In order to even retain the truth-functionality to our understanding of logic and language, we must have an adequate definition for the primitive operations of truth and falsehood. I am reserved to assuredly posit any one sturdy definition of truth or falsehood.(7)    Though these arguments, I have posed that there are two requirements for us to deem a term's extension adequate.

	The definition must avoid the problem of heterology.  If the expression of a term contradicts its definition, that term must be possibly autological or we must remove it from the human vocabulary for serious conversations in philosophy or science.  
	We must affirm the extensions/definitions for those autological terms (in potentiality or actuality), but not negate them.  Any negative definition is subject to the problem of heterology because it proposes a falsehood as a definition, therein containing a self-referential paradox.

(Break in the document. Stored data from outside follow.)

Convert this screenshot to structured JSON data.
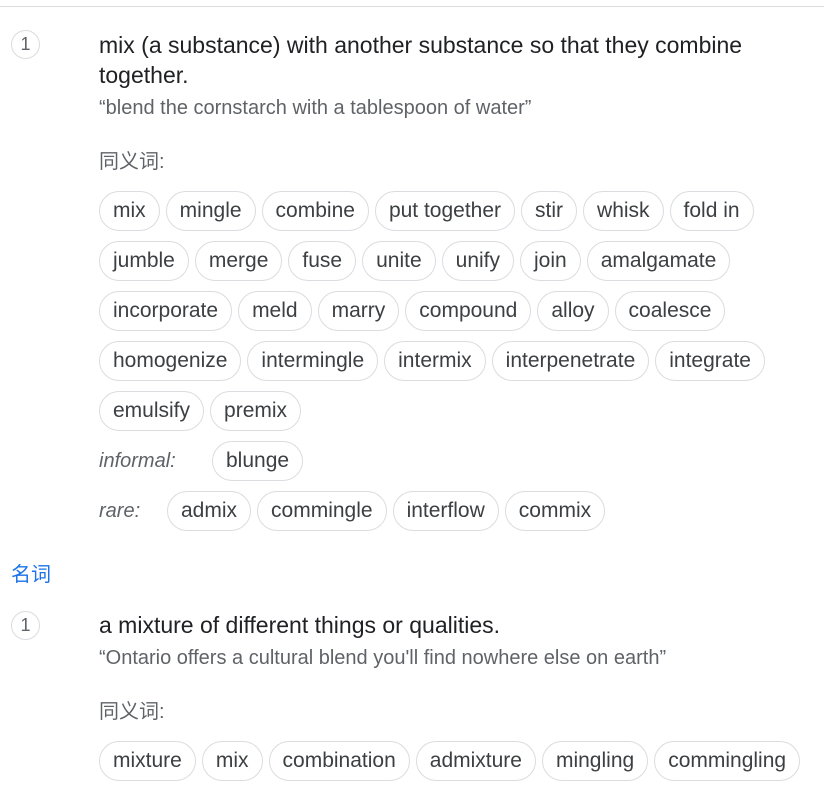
{
  "senses": [
    {
      "number": "1",
      "definition": "mix (a substance) with another substance so that they combine together.",
      "example": "“blend the cornstarch with a tablespoon of water”",
      "synonyms_label": "同义词:",
      "synonym_rows": [
        [
          "mix",
          "mingle",
          "combine",
          "put together",
          "stir",
          "whisk",
          "fold in"
        ],
        [
          "jumble",
          "merge",
          "fuse",
          "unite",
          "unify",
          "join",
          "amalgamate"
        ],
        [
          "incorporate",
          "meld",
          "marry",
          "compound",
          "alloy",
          "coalesce"
        ],
        [
          "homogenize",
          "intermingle",
          "intermix",
          "interpenetrate",
          "integrate"
        ],
        [
          "emulsify",
          "premix"
        ]
      ],
      "informal_label": "informal:",
      "informal_synonyms": [
        "blunge"
      ],
      "rare_label": "rare:",
      "rare_synonyms": [
        "admix",
        "commingle",
        "interflow",
        "commix"
      ]
    }
  ],
  "part_of_speech": "名词",
  "noun_senses": [
    {
      "number": "1",
      "definition": "a mixture of different things or qualities.",
      "example": "“Ontario offers a cultural blend you'll find nowhere else on earth”",
      "synonyms_label": "同义词:",
      "synonym_rows": [
        [
          "mixture",
          "mix",
          "combination",
          "admixture",
          "mingling",
          "commingling"
        ]
      ]
    }
  ]
}
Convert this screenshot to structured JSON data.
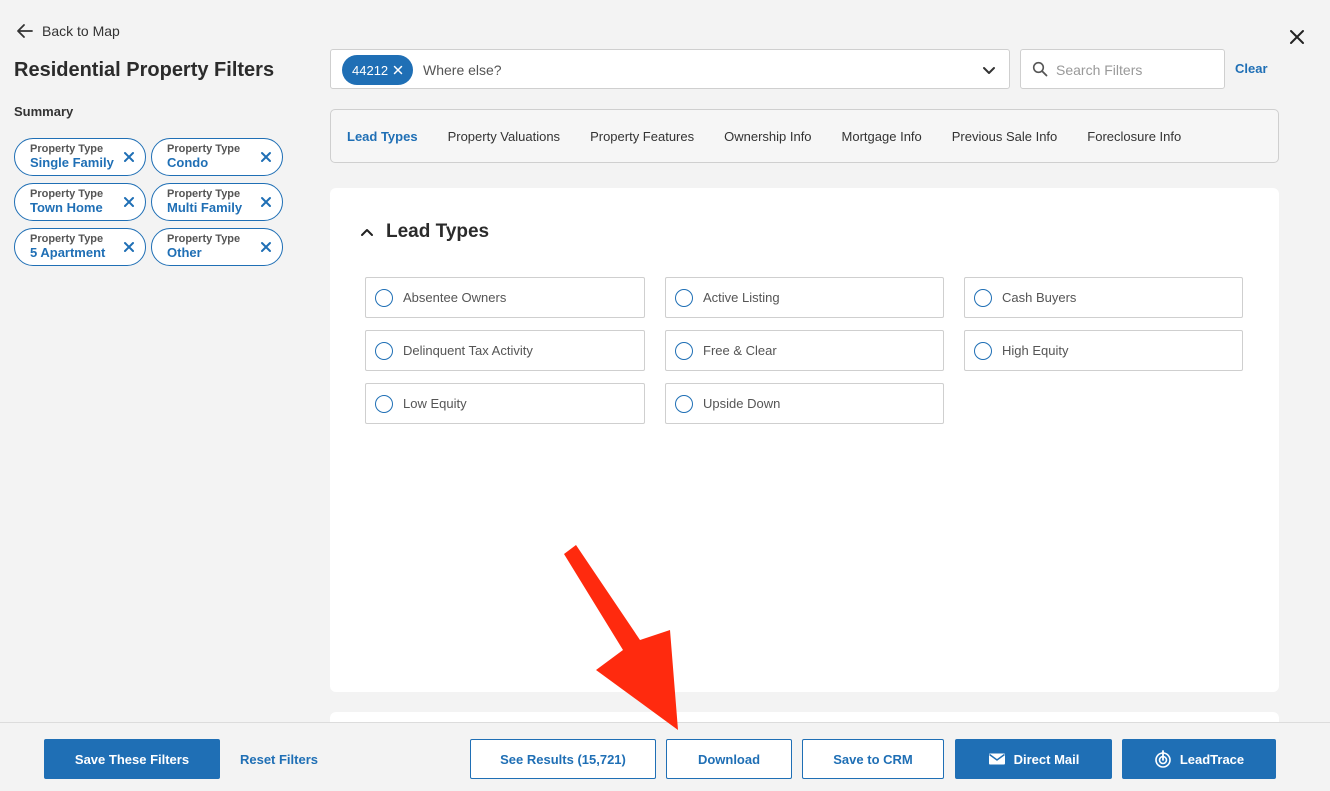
{
  "nav": {
    "back_label": "Back to Map"
  },
  "page": {
    "title": "Residential Property Filters",
    "summary_label": "Summary"
  },
  "summary_chips": [
    {
      "key": "Property Type",
      "value": "Single Family"
    },
    {
      "key": "Property Type",
      "value": "Condo"
    },
    {
      "key": "Property Type",
      "value": "Town Home"
    },
    {
      "key": "Property Type",
      "value": "Multi Family"
    },
    {
      "key": "Property Type",
      "value": "5 Apartment"
    },
    {
      "key": "Property Type",
      "value": "Other"
    }
  ],
  "location": {
    "zip_chip": "44212",
    "placeholder": "Where else?"
  },
  "search": {
    "placeholder": "Search Filters",
    "clear_label": "Clear"
  },
  "tabs": [
    {
      "label": "Lead Types",
      "active": true
    },
    {
      "label": "Property Valuations"
    },
    {
      "label": "Property Features"
    },
    {
      "label": "Ownership Info"
    },
    {
      "label": "Mortgage Info"
    },
    {
      "label": "Previous Sale Info"
    },
    {
      "label": "Foreclosure Info"
    }
  ],
  "section": {
    "title": "Lead Types",
    "options": [
      "Absentee Owners",
      "Active Listing",
      "Cash Buyers",
      "Delinquent Tax Activity",
      "Free & Clear",
      "High Equity",
      "Low Equity",
      "Upside Down"
    ]
  },
  "footer": {
    "save_filters": "Save These Filters",
    "reset_filters": "Reset Filters",
    "see_results": "See Results (15,721)",
    "download": "Download",
    "save_crm": "Save to CRM",
    "direct_mail": "Direct Mail",
    "leadtrace": "LeadTrace"
  },
  "colors": {
    "accent": "#1f6fb5",
    "annotation_arrow": "#ff2a0e"
  }
}
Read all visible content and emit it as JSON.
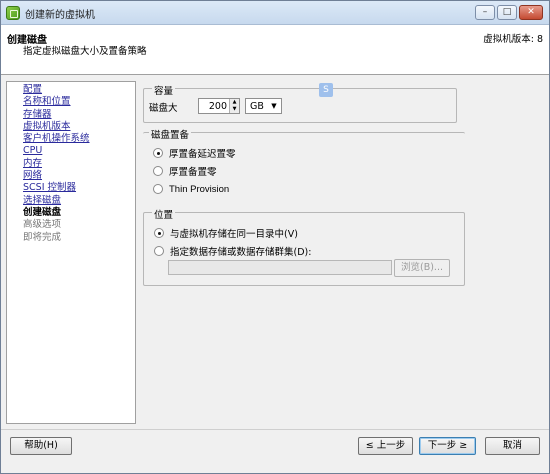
{
  "window": {
    "title": "创建新的虚拟机",
    "controls": {
      "minimize": "–",
      "maximize": "□",
      "close": "✕"
    }
  },
  "header": {
    "title": "创建磁盘",
    "subtitle": "指定虚拟磁盘大小及置备策略",
    "version": "虚拟机版本: 8"
  },
  "nav": {
    "items": [
      {
        "label": "配置",
        "state": "link"
      },
      {
        "label": "名称和位置",
        "state": "link"
      },
      {
        "label": "存储器",
        "state": "link"
      },
      {
        "label": "虚拟机版本",
        "state": "link"
      },
      {
        "label": "客户机操作系统",
        "state": "link"
      },
      {
        "label": "CPU",
        "state": "link"
      },
      {
        "label": "内存",
        "state": "link"
      },
      {
        "label": "网络",
        "state": "link"
      },
      {
        "label": "SCSI 控制器",
        "state": "link"
      },
      {
        "label": "选择磁盘",
        "state": "link"
      },
      {
        "label": "创建磁盘",
        "state": "current"
      },
      {
        "label": "高级选项",
        "state": "disabled"
      },
      {
        "label": "即将完成",
        "state": "disabled"
      }
    ]
  },
  "capacity": {
    "legend": "容量",
    "disk_size_label": "磁盘大",
    "disk_size_value": "200",
    "unit": "GB"
  },
  "provisioning": {
    "legend": "磁盘置备",
    "options": [
      {
        "label": "厚置备延迟置零",
        "checked": true
      },
      {
        "label": "厚置备置零",
        "checked": false
      },
      {
        "label": "Thin Provision",
        "checked": false
      }
    ]
  },
  "location": {
    "legend": "位置",
    "options": [
      {
        "label": "与虚拟机存储在同一目录中(V)",
        "checked": true
      },
      {
        "label": "指定数据存储或数据存储群集(D):",
        "checked": false
      }
    ],
    "path_value": "",
    "browse_label": "浏览(B)..."
  },
  "help_badge": "S",
  "footer": {
    "help": "帮助(H)",
    "back": "≤ 上一步",
    "next": "下一步 ≥",
    "cancel": "取消"
  },
  "colors": {
    "link": "#2a2a9c",
    "titlebar": "#c7d9ee",
    "default_button_border": "#3c7fb1"
  }
}
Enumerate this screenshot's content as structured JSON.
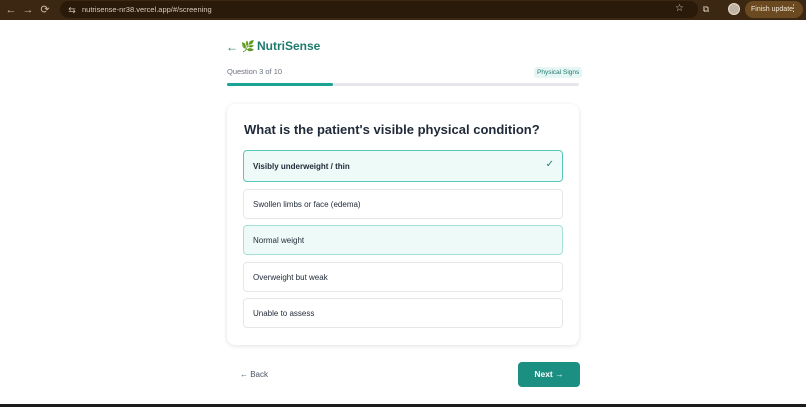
{
  "browser": {
    "url": "nutrisense-nr38.vercel.app/#/screening",
    "finish_update": "Finish update",
    "back_glyph": "←",
    "forward_glyph": "→",
    "reload_glyph": "⟳",
    "star_glyph": "☆",
    "ext_glyph": "⧉",
    "site_glyph": "⇆",
    "menu_glyph": "⋮"
  },
  "app": {
    "back_arrow": "←",
    "brand_icon": "🌿",
    "brand": "NutriSense"
  },
  "progress": {
    "label": "Question 3 of 10",
    "section": "Physical Signs",
    "fraction": 0.3
  },
  "question": {
    "text": "What is the patient's visible physical condition?",
    "check_glyph": "✓",
    "options": [
      {
        "label": "Visibly underweight / thin",
        "state": "selected"
      },
      {
        "label": "Swollen limbs or face (edema)",
        "state": "default"
      },
      {
        "label": "Normal weight",
        "state": "hover"
      },
      {
        "label": "Overweight but weak",
        "state": "default"
      },
      {
        "label": "Unable to assess",
        "state": "default"
      }
    ]
  },
  "footer": {
    "back_label": "← Back",
    "next_label": "Next →"
  },
  "colors": {
    "accent": "#1a8f82",
    "brand_text": "#1f7a6e",
    "selected_bg": "#eefaf8",
    "chrome_bg": "#3b2712"
  }
}
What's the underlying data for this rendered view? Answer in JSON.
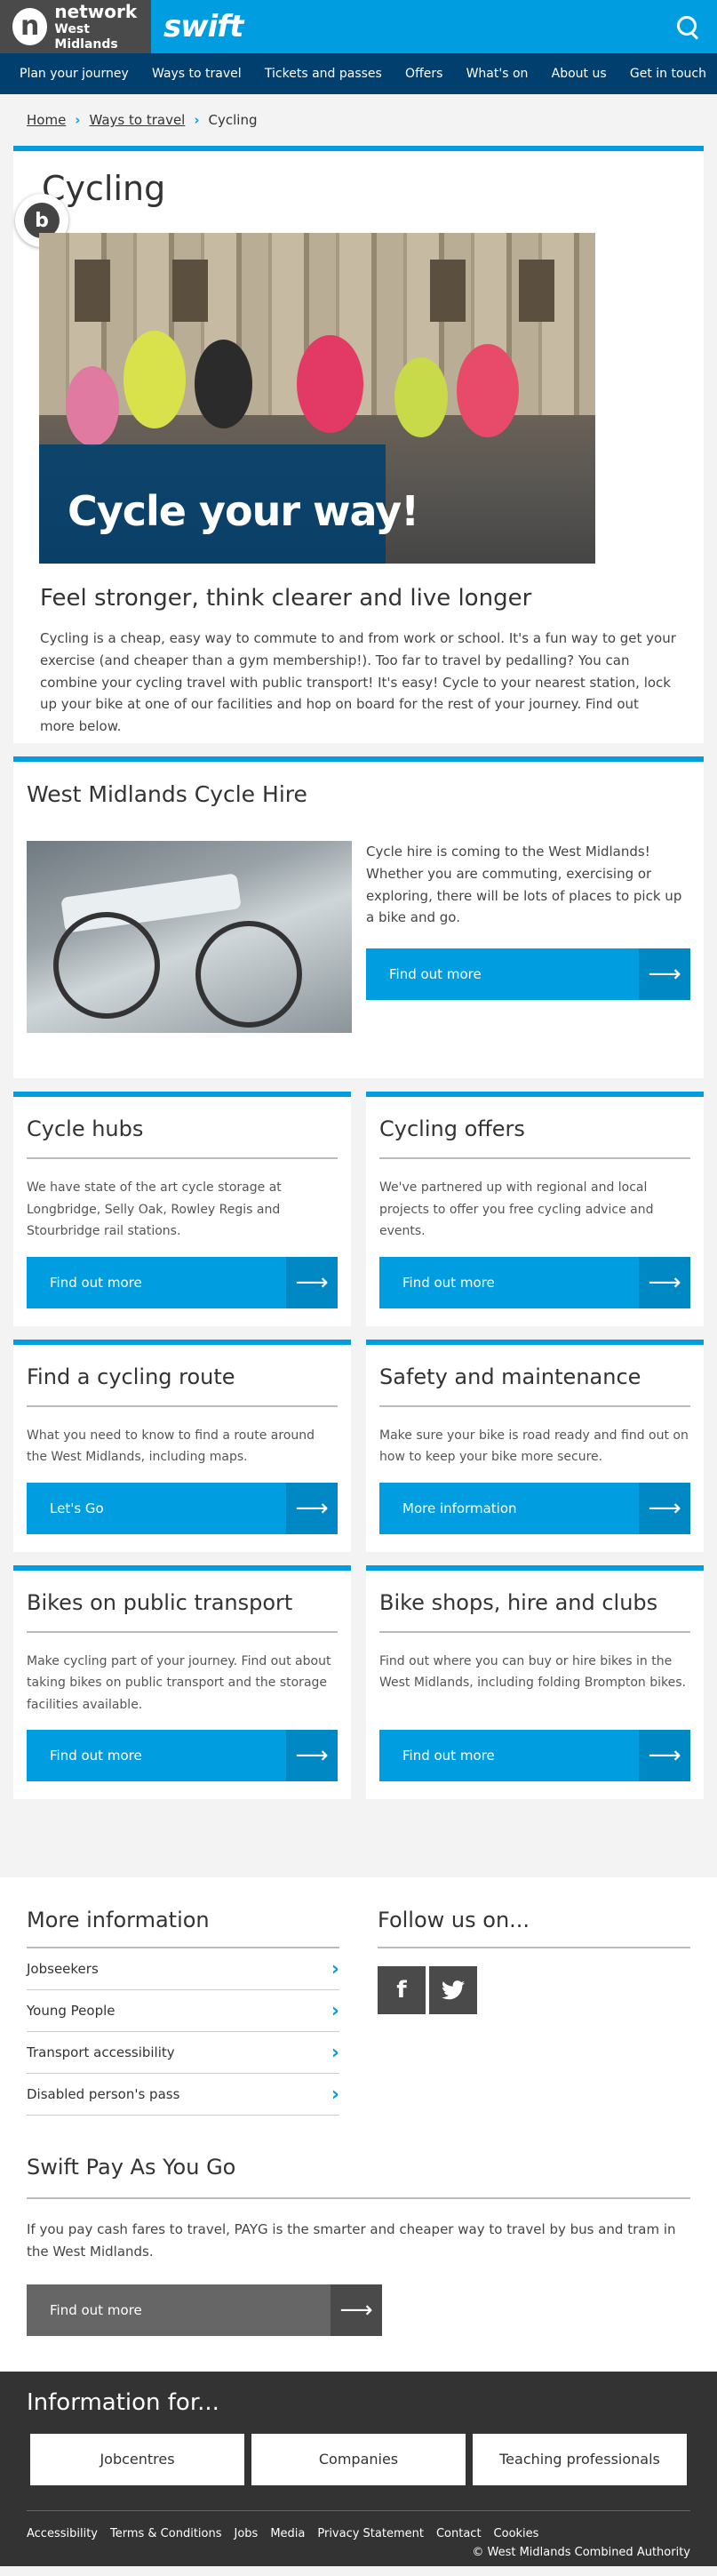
{
  "header": {
    "brand_line1": "network",
    "brand_line2": "West Midlands",
    "brand_mark": "n",
    "swift_logo": "swift",
    "search_icon": "search-icon"
  },
  "nav": [
    "Plan your journey",
    "Ways to travel",
    "Tickets and passes",
    "Offers",
    "What's on",
    "About us",
    "Get in touch"
  ],
  "breadcrumb": {
    "home": "Home",
    "ways": "Ways to travel",
    "current": "Cycling"
  },
  "intro": {
    "title": "Cycling",
    "avatar_letter": "b",
    "hero_caption": "Cycle your way!",
    "subtitle": "Feel stronger, think clearer and live longer",
    "body": "Cycling is a cheap, easy way to commute to and from work or school. It's a fun way to get your exercise (and cheaper than a gym membership!). Too far to travel by pedalling? You can combine your cycling travel with public transport! It's easy! Cycle to your nearest station, lock up your bike at one of our facilities and hop on board for the rest of your journey. Find out more below."
  },
  "hire": {
    "title": "West Midlands Cycle Hire",
    "body": "Cycle hire is coming to the West Midlands! Whether you are commuting, exercising or exploring, there will be lots of places to pick up a bike and go.",
    "button": "Find out more"
  },
  "tiles": [
    {
      "title": "Cycle hubs",
      "body": "We have state of the art cycle storage at Longbridge, Selly Oak, Rowley Regis and Stourbridge rail stations.",
      "button": "Find out more"
    },
    {
      "title": "Cycling offers",
      "body": "We've partnered up with regional and local projects to offer you free cycling advice and events.",
      "button": "Find out more"
    },
    {
      "title": "Find a cycling route",
      "body": "What you need to know to find a route around the West Midlands, including maps.",
      "button": "Let's Go"
    },
    {
      "title": "Safety and maintenance",
      "body": "Make sure your bike is road ready and find out on how to keep your bike more secure.",
      "button": "More information"
    },
    {
      "title": "Bikes on public transport",
      "body": "Make cycling part of your journey. Find out about taking bikes on public transport and the storage facilities available.",
      "button": "Find out more"
    },
    {
      "title": "Bike shops, hire and clubs",
      "body": "Find out where you can buy or hire bikes in the West Midlands, including folding Brompton bikes.",
      "button": "Find out more"
    }
  ],
  "more_info": {
    "title": "More information",
    "links": [
      "Jobseekers",
      "Young People",
      "Transport accessibility",
      "Disabled person's pass"
    ]
  },
  "follow": {
    "title": "Follow us on...",
    "facebook": "f",
    "twitter": "t"
  },
  "payg": {
    "title": "Swift Pay As You Go",
    "body": "If you pay cash fares to travel, PAYG is the smarter and cheaper way to travel by bus and tram in the West Midlands.",
    "button": "Find out more"
  },
  "info_for": {
    "title": "Information for...",
    "links": [
      "Jobcentres",
      "Companies",
      "Teaching professionals"
    ]
  },
  "footer": {
    "links": [
      "Accessibility",
      "Terms & Conditions",
      "Jobs",
      "Media",
      "Privacy Statement",
      "Contact",
      "Cookies"
    ],
    "copyright": "© West Midlands Combined Authority"
  },
  "colors": {
    "accent": "#009ee0",
    "nav": "#003f6e",
    "dark": "#333333"
  }
}
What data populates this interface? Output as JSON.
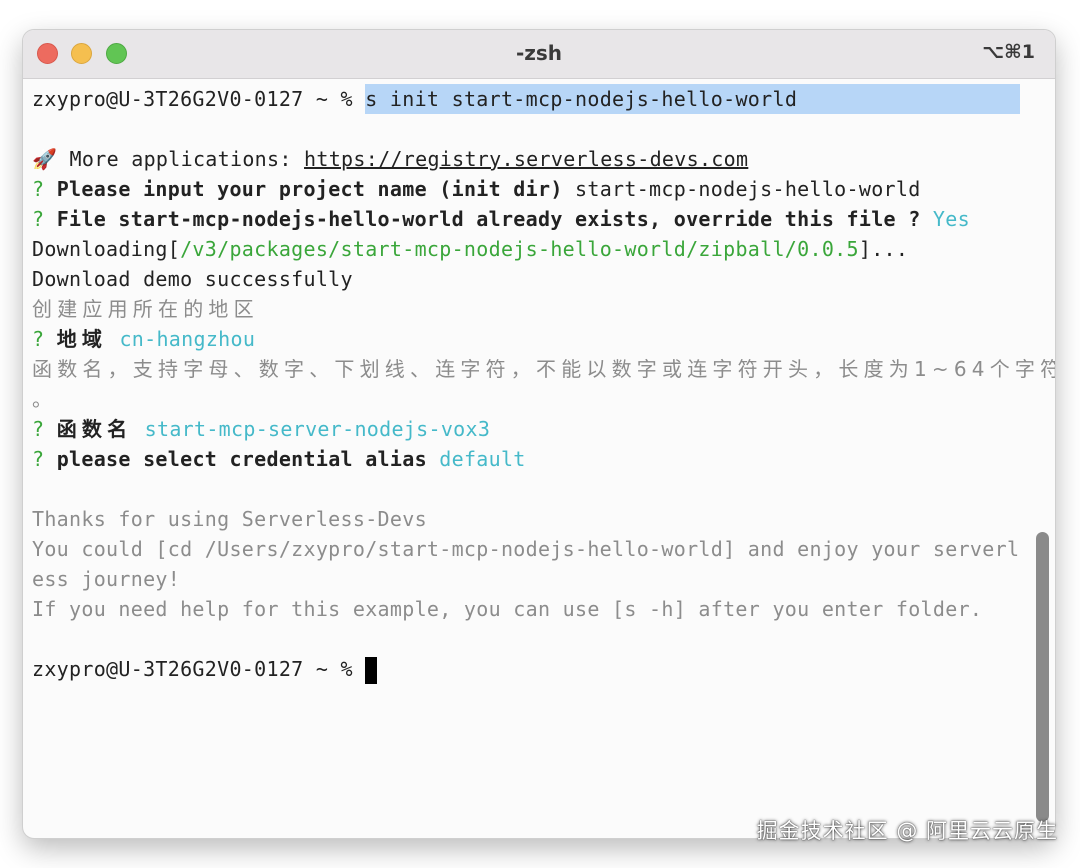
{
  "window": {
    "title": "-zsh",
    "shortcut": "⌥⌘1"
  },
  "terminal": {
    "prompt": "zxypro@U-3T26G2V0-0127 ~ % ",
    "command": "s init start-mcp-nodejs-hello-world",
    "rocket_icon": "🚀",
    "more_apps_label": " More applications: ",
    "more_apps_url": "https://registry.serverless-devs.com",
    "q_mark": "? ",
    "q1_label": "Please input your project name (init dir) ",
    "q1_answer": "start-mcp-nodejs-hello-world",
    "q2_label": "File start-mcp-nodejs-hello-world already exists, override this file ? ",
    "q2_answer": "Yes",
    "download_prefix": "Downloading[",
    "download_path": "/v3/packages/start-mcp-nodejs-hello-world/zipball/0.0.5",
    "download_suffix": "]...",
    "download_success": "Download demo successfully",
    "region_hint": "创建应用所在的地区",
    "region_label": "地域",
    "region_value": "cn-hangzhou",
    "fn_hint_1": "函数名，支持字母、数字、下划线、连字符，不能以数字或连字符开头，长度为1~64个字符",
    "fn_hint_2": "。",
    "fn_label": "函数名",
    "fn_value": "start-mcp-server-nodejs-vox3",
    "cred_label": "please select credential alias ",
    "cred_value": "default",
    "thanks": "Thanks for using Serverless-Devs",
    "could_1": "You could [cd /Users/zxypro/start-mcp-nodejs-hello-world] and enjoy your serverl",
    "could_2": "ess journey!",
    "help": "If you need help for this example, you can use [s -h] after you enter folder.",
    "final_prompt": "zxypro@U-3T26G2V0-0127 ~ % "
  },
  "watermark": "掘金技术社区 @ 阿里云云原生",
  "colors": {
    "selection": "#b7d6f7",
    "answer_cyan": "#45b9c9",
    "path_green": "#3aa63a",
    "hint_gray": "#8c8c8c"
  }
}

In addition to saying only what can be said, compliance with these two rules narrows our available objects of argument, enabling us to conclude only what can be most assuredly concluded.  Our most pragmatic solution for all terms that fail these two tests is to reserve them for our aesthetic exaggerations.  For our more critical inquiries, we know now to keep them finite, existent, and - something.  If an argument fails to uphold even these three (and other) basic requirements, it is better that we just pass over them in silence.(8)


(1) Wittgenstein, L. (1921). Tractatus Logico-Philosophicus (D.F. Pears & B.F. McGuinness, Trans.). London: Routledge. p.89 (6.53)
(2) To account for the remaining essay, it is necessary to clarify the extensions of extensions, which can be a physical entity to which a word refers (its object) or the reference of a word to an idea (its definition). For the entirety of this essay, all definitions are extensions, the extension of an idea.
(3) It still deserves some glossing over. The relation between the heterology and “the class such as that all of its subclasses are not members to themselves” is striking. Heterology, defined, is itself a predication (or class) to which all of its subclasses (including the expression of the word, heterology) is not a member to it.
(4) If a social community is dreadfully concerned over it, they could eliminate all heterological terms, even those that are possibly autological. I have presented only one method to doing this (“rewording”) because it is easier. Another method is “reabsorbing,” where we replace possibly autological terms with one or more of its autological synonyms, enough to carry the whole definition through the conjunction of already present terms. For an example of the second, we could take the word nonchalant and replace it with a conjunction of the words cool, relaxed, and detached to fully convey the idea to which nonchalant refers.
(5) Kaplan, D. (1989). Demonstratives. In J. Almog, J. Perry, & H. Wettstein, (Ed.), Themes from David Kaplan (pp.481-563). Oxford: Oxford University Press.
(6) A decent character for this is “the proximal subject or object of a sentence.”
(7) Though it is beyond the scope of this essay, an affirmative falsehood will probably have to reintroduce psychologism in one way or another.
(8) Wittgenstein, L. (1921). Tractatus Logico-Philosophicus (D.F. Pears & B.F. McGuinness, Trans.). London: Routledge. p.89 (7.0)


1.) Wittgenstein, L. (1921). Tractatus Logico-Philosophicus (D.F. Pears & B.F. McGuinness, Trans.). London: Routledge. p.89 (7.0).

2.) Kaplan, D. (1989). Demonstratives. In J. Almog, J. Perry, & H. Wettstein, (Ed.), Themes from David Kaplan (pp.481-563). Oxford: Oxford University Press.

3.) Martin, R.L. (1968). On Grelling’s Paradox. The Philosophical Review, 77(3), pp.321-331.

4.) Grelling, K. (1936). The Logical Paradoxes. Mind, 45(180), pp.481-486.

Ah-ha, this explains a lot. :wink: I don’t think my squallid prose will ever quite meet your stringent requirements.